I had my pipe lit and going well. I frowned down at the one-grand note. I could use it very nicely. My checking account could kiss the sidewalk without stooping.
“Let’s stop horsing,” I said. “Suppose—just suppose—I could figure an out for you. What’s your next move?”
“I know a place—if I could get there without bein’ tailed. I’d leave my car here and take a rent car. I’d turn it in just short of the county line and buy a secondhand job. Halfway to where I’m goi
ng I trade it on a new last-year’s model, a leftover—this is just the right time of year. Good discount, new models out soon. Not to save money—less show off. Where I’d go is a good-sized place but still pretty clean.”
“Uh-huh,” I said. “Wichita, last I heard. But it might have changed.”
He scowled at me. “Get smart, Marlowe, but not too damn smart.”
“I’ll get as smart as I want to. Don’t try to make rules for me. If I take this on, there aren’t any rules. I take it for this grand and the rest if I bring it off. Don’t cross me. I might leak information. If I get knocked off, put just one red rose on my grave. I don’t like cut flowers. I like to see them growing. But I could take one because you’re such a sweet character. When’s the plane in?”
“Sometime today. It’s nine hours from New York. Probably come in around five-thirty p.m.”
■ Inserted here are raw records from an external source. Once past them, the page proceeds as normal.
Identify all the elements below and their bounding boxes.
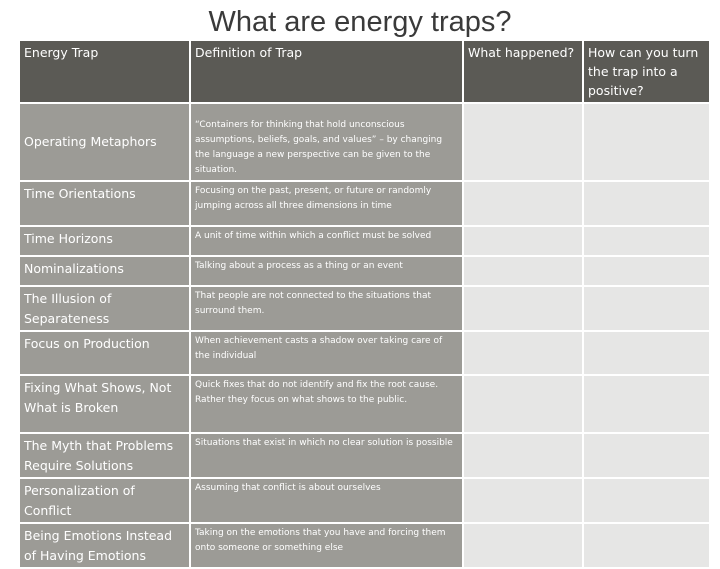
what-happened-cell[interactable] xyxy=(462,477,584,524)
table-row: Personalization of Conflict Assuming tha… xyxy=(18,477,711,524)
trap-definition: Assuming that conflict is about ourselve… xyxy=(189,477,464,524)
table-row: Time Orientations Focusing on the past, … xyxy=(18,180,711,227)
turn-positive-cell[interactable] xyxy=(582,522,711,569)
what-happened-cell[interactable] xyxy=(462,432,584,479)
turn-positive-cell[interactable] xyxy=(582,180,711,227)
what-happened-cell[interactable] xyxy=(462,180,584,227)
turn-positive-cell[interactable] xyxy=(582,285,711,332)
turn-positive-cell[interactable] xyxy=(582,330,711,376)
trap-definition: Talking about a process as a thing or an… xyxy=(189,255,464,287)
turn-positive-cell[interactable] xyxy=(582,432,711,479)
trap-name: The Myth that Problems Require Solutions xyxy=(18,432,191,479)
table-row: Fixing What Shows, Not What is Broken Qu… xyxy=(18,374,711,434)
trap-definition: Taking on the emotions that you have and… xyxy=(189,522,464,569)
what-happened-cell[interactable] xyxy=(462,522,584,569)
what-happened-cell[interactable] xyxy=(462,330,584,376)
header-what-happened: What happened? xyxy=(462,39,584,104)
trap-name: Operating Metaphors xyxy=(18,102,191,182)
trap-name: Time Orientations xyxy=(18,180,191,227)
table-row: Focus on Production When achievement cas… xyxy=(18,330,711,376)
table-row: Being Emotions Instead of Having Emotion… xyxy=(18,522,711,569)
trap-name: Fixing What Shows, Not What is Broken xyxy=(18,374,191,434)
trap-definition: A unit of time within which a conflict m… xyxy=(189,225,464,257)
trap-definition: That people are not connected to the sit… xyxy=(189,285,464,332)
turn-positive-cell[interactable] xyxy=(582,374,711,434)
trap-name: Personalization of Conflict xyxy=(18,477,191,524)
trap-definition: Situations that exist in which no clear … xyxy=(189,432,464,479)
what-happened-cell[interactable] xyxy=(462,102,584,182)
table-header-row: Energy Trap Definition of Trap What happ… xyxy=(18,39,711,104)
trap-definition: When achievement casts a shadow over tak… xyxy=(189,330,464,376)
trap-definition: “Containers for thinking that hold uncon… xyxy=(189,102,464,182)
table-row: Operating Metaphors “Containers for thin… xyxy=(18,102,711,182)
slide-title: What are energy traps? xyxy=(208,6,512,38)
what-happened-cell[interactable] xyxy=(462,285,584,332)
header-turn-positive: How can you turn the trap into a positiv… xyxy=(582,39,711,104)
turn-positive-cell[interactable] xyxy=(582,477,711,524)
what-happened-cell[interactable] xyxy=(462,374,584,434)
turn-positive-cell[interactable] xyxy=(582,225,711,257)
trap-name: Time Horizons xyxy=(18,225,191,257)
what-happened-cell[interactable] xyxy=(462,225,584,257)
trap-name: Being Emotions Instead of Having Emotion… xyxy=(18,522,191,569)
header-energy-trap: Energy Trap xyxy=(18,39,191,104)
table-row: The Myth that Problems Require Solutions… xyxy=(18,432,711,479)
table-row: Nominalizations Talking about a process … xyxy=(18,255,711,287)
turn-positive-cell[interactable] xyxy=(582,255,711,287)
energy-traps-table: Energy Trap Definition of Trap What happ… xyxy=(18,39,711,569)
trap-name: The Illusion of Separateness xyxy=(18,285,191,332)
header-definition: Definition of Trap xyxy=(189,39,464,104)
table-row: Time Horizons A unit of time within whic… xyxy=(18,225,711,257)
turn-positive-cell[interactable] xyxy=(582,102,711,182)
what-happened-cell[interactable] xyxy=(462,255,584,287)
trap-definition: Focusing on the past, present, or future… xyxy=(189,180,464,227)
trap-name: Focus on Production xyxy=(18,330,191,376)
trap-name: Nominalizations xyxy=(18,255,191,287)
table-row: The Illusion of Separateness That people… xyxy=(18,285,711,332)
trap-definition: Quick fixes that do not identify and fix… xyxy=(189,374,464,434)
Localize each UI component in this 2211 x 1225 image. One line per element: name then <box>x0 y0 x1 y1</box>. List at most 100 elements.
“Might come by San Diego and switch or by San Francisco and switch. A lot of planes from both places. I need a helper.”
“Damn you, Marlowe—”
“Hold it. I know a girl. Daughter of a chief of police who got broken for honesty. She wouldn’t leak under torture.”
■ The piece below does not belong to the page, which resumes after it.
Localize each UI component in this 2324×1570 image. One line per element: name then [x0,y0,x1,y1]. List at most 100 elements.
“You got no right to risk her,” Ikky said angrily.
I was so astonished my jaw hung halfway to my waist. I closed it slowly and swallowed.
“Good God, the man’s got a heart.”
“Women ain’t built for the rough stuff,” he said grudgingly.
I picked up the thousand-dollar note and snapped it. “Sorry. No receipt,” I said. “I can’t have my name in your pocket. And there won’t be any rough stuff if I’m lucky. They’d have me outclassed. There’s only one way to work it. Now give me your address and all the dope you can think of—names, descriptions of any operators you have ever seen in the flesh.”
He did. He was a pretty good observer. Trouble was, the Outfit would know what he had seen. The operators would be strangers to him.
He got up silently and put his hand out. I had to shake it, but what he had said about women made it easier. His hand was moist. Mine would have been in his spot. He nodded and went out silently.